Hazy Outlooks for Monetary Policy, Virus Roil Yield Curves and Boost Bonds

U.S. Treasuries rode a wave of momentum into December amid a confluence of perceived risks around the outlooks for central bank policy, inflation, and a new variant of COVID-19. In response, investors have bid up prices of sovereign bonds, pushing yields lower, while stocks suffered losses.

The risks driving these moves may persist into year-end and could contribute to volatility across financial markets. The U.S. Federal Reserve now faces a balancing act as it looks to taper the bond-buying program it implemented last year to counteract the economic effects of the pandemic. Other central banks confront similar policy challenges.

Making waves across yield curves

The U.S. yield curve seesawed in November, reflecting shifting expectations for inflation and monetary policy.

Treasuries rallied at the start of the month as the spread between the five-year note and the 30-year bond, known as the 5s30s yield curve, steepened.
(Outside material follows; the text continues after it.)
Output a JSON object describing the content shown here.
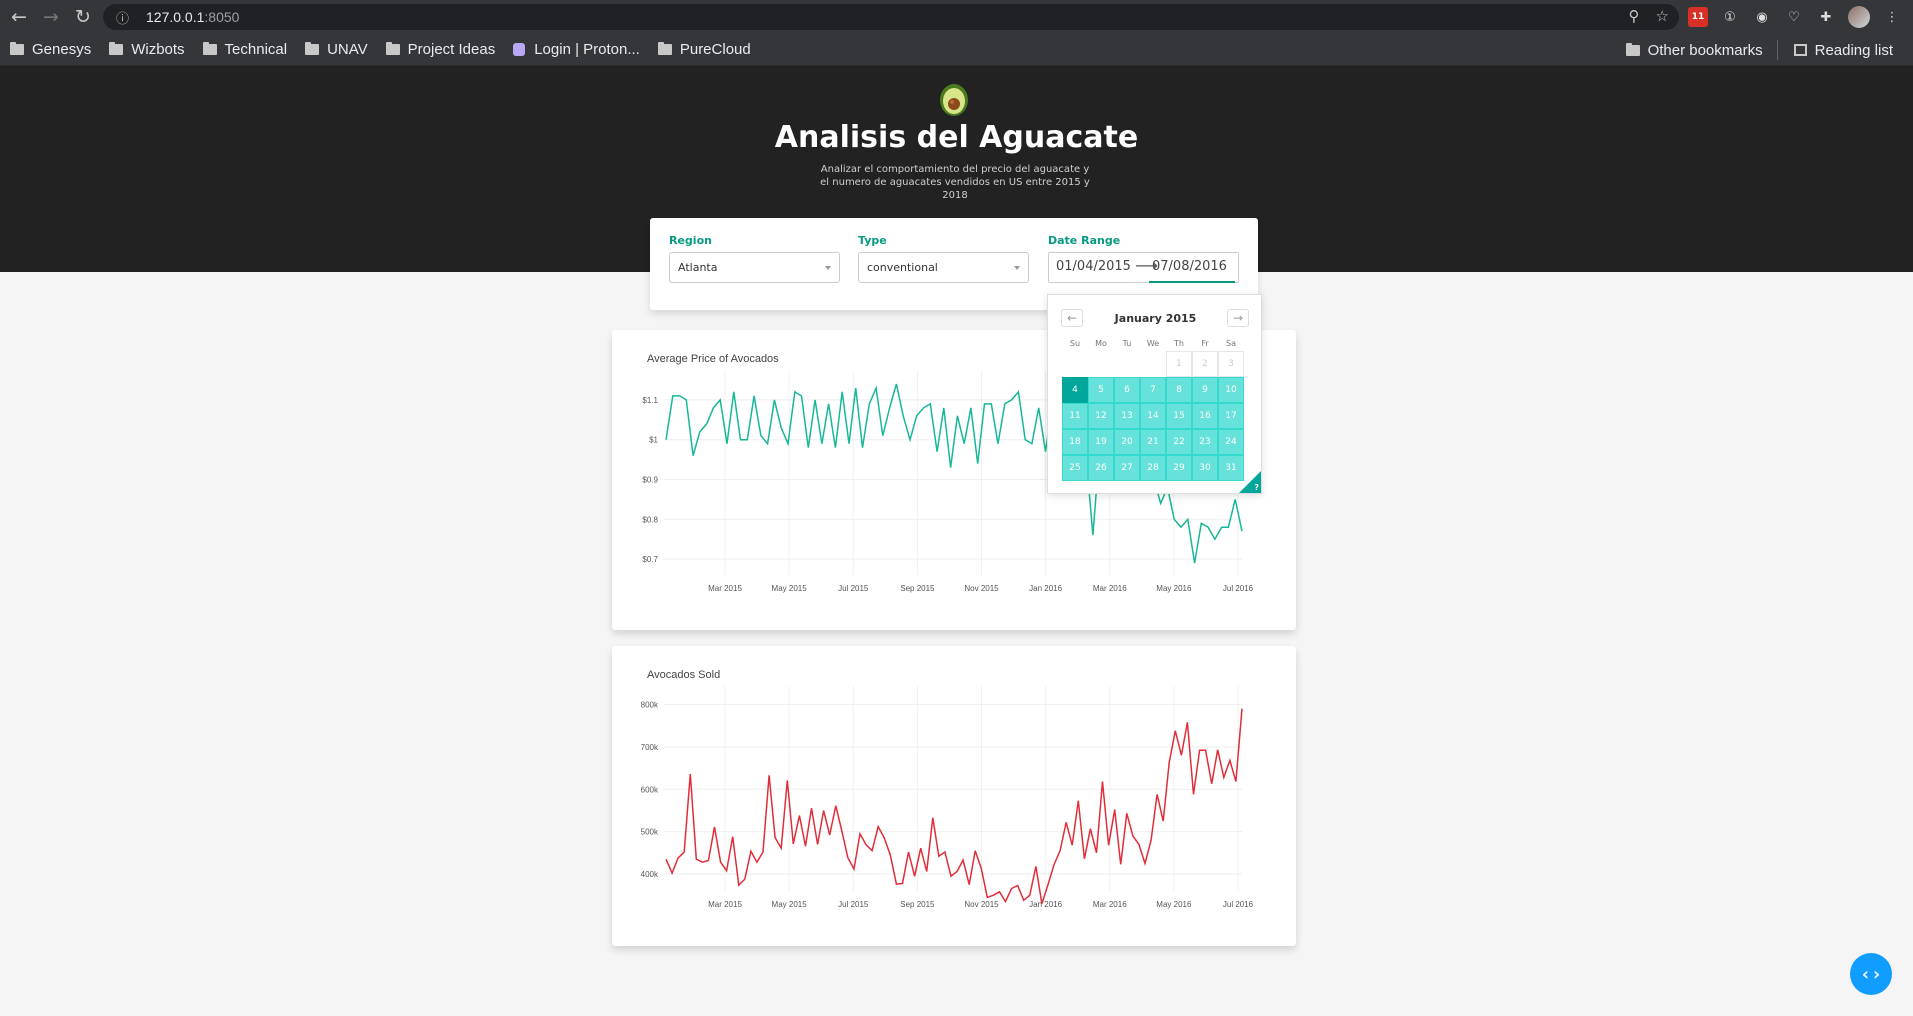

This came after dovish moves from some central banks surprised investors, including the Bank of England (BOE) maintaining its policy rate rather than raising it, and European Central Bank (ECB) pushing back against market pricing that signaled expectations for interest rate hikes.

U.S. yields then moved higher toward mid-month, led by the front end of the curve, after data showed a continued acceleration in inflation, and as several Fed officials spoke about increasing the pace of tapering. The 5s30s yield curve flattened to 60 basis points (bps), a level not seen since early 2020.